November Author Spotlight: Lisa Kleypas

Lisa Kleypas

One of my favorite historical romance authors.

Strengths:

1.     Really well developed and individuated characters – Kleypas’s heroines range from being fiercely independent and strong-willed to quiet and demure; they are authors, actresses, American heiresses and members of the British aristocracy.  Her men range from being Bow Street Runners to well-informed, socially progressive earls, to Russian princes, former thieves, and gypsies.  They are each unique and memorable and almost always go through a believable character arc of growth and development.

2.     Wonderful settings and details that help us become well grounded in the era.  In Kleypas’s novels, you know that you’re in the Regency era not only because there are balls and waltzes, but also because there are details about a developing railroad, mass manufacturing soap, wars and propositions that are being debated, as well as a lush landscape that is in the backdrop.

3.     Well-written, sensual love scenes that progress. I read somewhere that not all lovemaking scenes should be interchangeable within a particular novel, and that’s definitely true for Kleypas.  There is a rising crescendo to her lovemaking scenes (for most of her novels), so that it feels like not only a physical experience, but part of the characters’ emotional development, which makes the scenes far more interesting and compelling.

 

Weaknesses:

1.     Kleypas will sometimes focus a little more on the dramatic aspects of a particular story – particularly because some of her heroines are escaping an arrange marriage or something in their past, there are quite often villains.  And with villains comes things like attempted rape, attempted kidnapping, even murder – and that’s not for everyone.

2.     Some of my least favorite Kleypas novels (almost all amongst her earlier works) have details that are a little too much for me.  Ultimately, I read romance because I want escapist fiction.  When I’m told that one character was almost raped when he was a child sent on a prison boat, or another was a man-whore who made his fortune bribing former lovers and robbing graces, that’s a little too much realism for me… at least within the Regency era.

3.   She’s not really a humorous author… though she occasionally writes a very memorably light-hearted scene, when she tries for outright humor, it’s sometimes cringe-worthy (but this happens very rarely)

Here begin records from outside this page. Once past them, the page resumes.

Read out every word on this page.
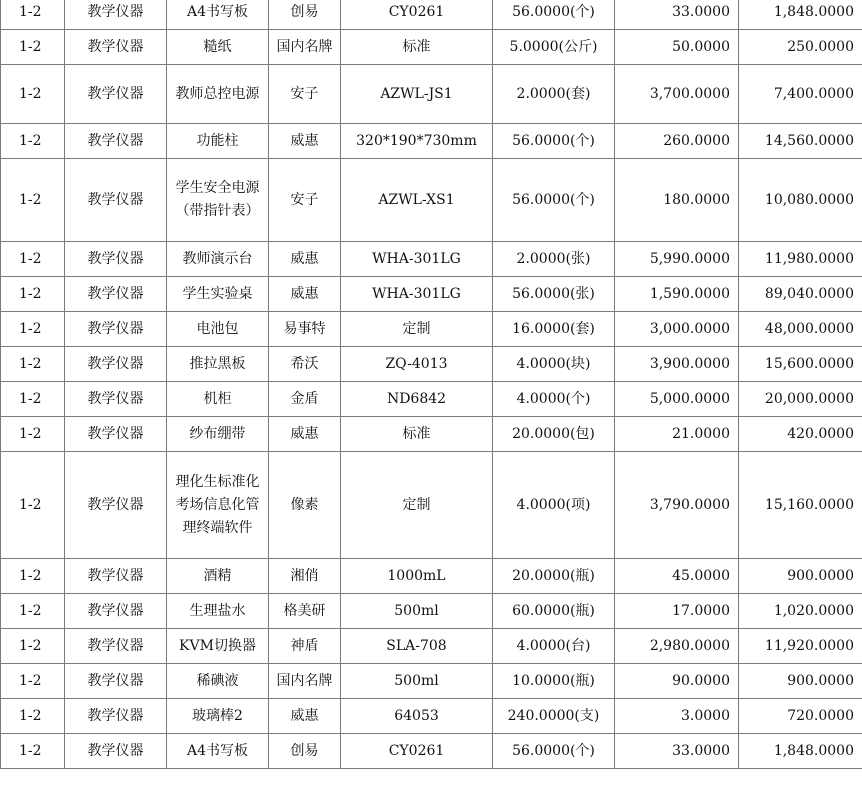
1-2	教学仪器	A4书写板	创易	CY0261	56.0000(个)	33.0000	1,848.0000
1-2	教学仪器	糙纸	国内名牌	标准	5.0000(公斤)	50.0000	250.0000
1-2	教学仪器	教师总控电源	安子	AZWL-JS1	2.0000(套)	3,700.0000	7,400.0000
1-2	教学仪器	功能柱	威惠	320*190*730mm	56.0000(个)	260.0000	14,560.0000
1-2	教学仪器	学生安全电源（带指针表）	安子	AZWL-XS1	56.0000(个)	180.0000	10,080.0000
1-2	教学仪器	教师演示台	威惠	WHA-301LG	2.0000(张)	5,990.0000	11,980.0000
1-2	教学仪器	学生实验桌	威惠	WHA-301LG	56.0000(张)	1,590.0000	89,040.0000
1-2	教学仪器	电池包	易事特	定制	16.0000(套)	3,000.0000	48,000.0000
1-2	教学仪器	推拉黑板	希沃	ZQ-4013	4.0000(块)	3,900.0000	15,600.0000
1-2	教学仪器	机柜	金盾	ND6842	4.0000(个)	5,000.0000	20,000.0000
1-2	教学仪器	纱布绷带	威惠	标准	20.0000(包)	21.0000	420.0000
1-2	教学仪器	理化生标准化考场信息化管理终端软件	像素	定制	4.0000(项)	3,790.0000	15,160.0000
1-2	教学仪器	酒精	湘俏	1000mL	20.0000(瓶)	45.0000	900.0000
1-2	教学仪器	生理盐水	格美研	500ml	60.0000(瓶)	17.0000	1,020.0000
1-2	教学仪器	KVM切换器	神盾	SLA-708	4.0000(台)	2,980.0000	11,920.0000
1-2	教学仪器	稀碘液	国内名牌	500ml	10.0000(瓶)	90.0000	900.0000
1-2	教学仪器	玻璃棒2	威惠	64053	240.0000(支)	3.0000	720.0000
1-2	教学仪器	A4书写板	创易	CY0261	56.0000(个)	33.0000	1,848.0000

4.     The titles have nothing to do with the stories!!! This is a tiny, tiny little nitpicky point, but just as Kleypas always has memorable characters, her titles almost always feel just slapped on.  I can easily tell you the differences between Merripen and Westcliff, Sir Ross and Christopher Phelan – I can remember which one was brooding, which was a widower, which had a dog and which was described as being striking, but not quite handsome.  BUT – if you tell me just the title of any one of her novels, even odds I’ll have no clue, because half the time, there is no relationship between the words (like Autumn or Spring), and what actually happens in the book!!!  This can make trying to recommend one of her works to a friend particularly frustrating!